Rather, the career metrologist (a job title missing the “eo” for studying weather) practices the science of measurement. Her job is to make measured exchanges in commerce as precise and equal as possible.

Hayes and fellow Tennessee state metrologists Ken Wilmoth and Nick Andersen work to ensure the checkout scale at the grocery store accurately weighs apples, bananas and other commodities.

And now, Tennessee’s brand-new metrology lab at the Ellington Agricultural Center gives the state’s metrologists the tools, resources and state-of-the-art facility to attain near perfection in weights and measures, and soon, the highest national accreditation bestowed upon metrology labs.
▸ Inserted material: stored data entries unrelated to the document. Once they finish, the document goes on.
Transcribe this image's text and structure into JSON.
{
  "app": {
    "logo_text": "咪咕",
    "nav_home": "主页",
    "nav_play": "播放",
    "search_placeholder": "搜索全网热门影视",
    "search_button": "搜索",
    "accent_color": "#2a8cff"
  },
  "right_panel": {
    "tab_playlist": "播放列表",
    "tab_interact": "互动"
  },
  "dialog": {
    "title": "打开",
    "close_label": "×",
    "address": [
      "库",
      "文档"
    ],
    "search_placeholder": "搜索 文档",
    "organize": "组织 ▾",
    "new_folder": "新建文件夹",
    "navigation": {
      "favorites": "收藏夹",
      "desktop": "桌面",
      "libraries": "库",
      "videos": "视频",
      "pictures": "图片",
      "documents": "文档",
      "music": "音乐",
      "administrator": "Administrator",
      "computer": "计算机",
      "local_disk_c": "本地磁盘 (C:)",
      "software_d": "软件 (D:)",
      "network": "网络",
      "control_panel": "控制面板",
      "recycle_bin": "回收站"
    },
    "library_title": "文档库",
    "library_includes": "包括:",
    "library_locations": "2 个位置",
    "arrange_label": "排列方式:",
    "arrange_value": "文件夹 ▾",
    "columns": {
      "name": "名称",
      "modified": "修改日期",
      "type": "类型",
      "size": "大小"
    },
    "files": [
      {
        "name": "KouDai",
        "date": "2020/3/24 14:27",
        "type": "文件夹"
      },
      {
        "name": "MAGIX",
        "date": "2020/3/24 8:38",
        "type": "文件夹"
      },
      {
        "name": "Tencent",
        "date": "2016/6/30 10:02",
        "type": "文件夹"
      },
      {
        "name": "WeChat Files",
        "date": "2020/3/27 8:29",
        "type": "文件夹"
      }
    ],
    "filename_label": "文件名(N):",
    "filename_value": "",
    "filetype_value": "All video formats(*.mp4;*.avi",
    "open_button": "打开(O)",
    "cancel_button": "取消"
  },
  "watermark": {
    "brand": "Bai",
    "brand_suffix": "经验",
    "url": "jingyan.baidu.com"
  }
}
“This is not your run-of-the-mill building,” says Randy Jennings, operations director for Consumer and Industry Services at the Tennessee Department of Agriculture. “It’s not even your average laboratory.”

The new lab is considered a national model among metrology laboratories. Equipment includes top-of-the-line balances with minimal drift. Ceilings are perforated to restrict air movement. Even the lights are installed in a way to prevent the slightest distribution of heat that could impact accuracy.

This new laboratory brings Tennessee to fully recognized status with the National Institute of Standards and Technology (NIST). Within three years, the metrology team plans to reach NIST’s Echelon I status, which means the lab maintains the trained staffing, equipment and demonstrated skill to attain the highest level of accuracy.

As a result, the lab will gain new customers who had to search outside of Tennessee for services in the past. The new lab also brings new services, such as the ability to determine precise moisture content of grain and the means to calibrate heavy equipment scales for quarries and livestock.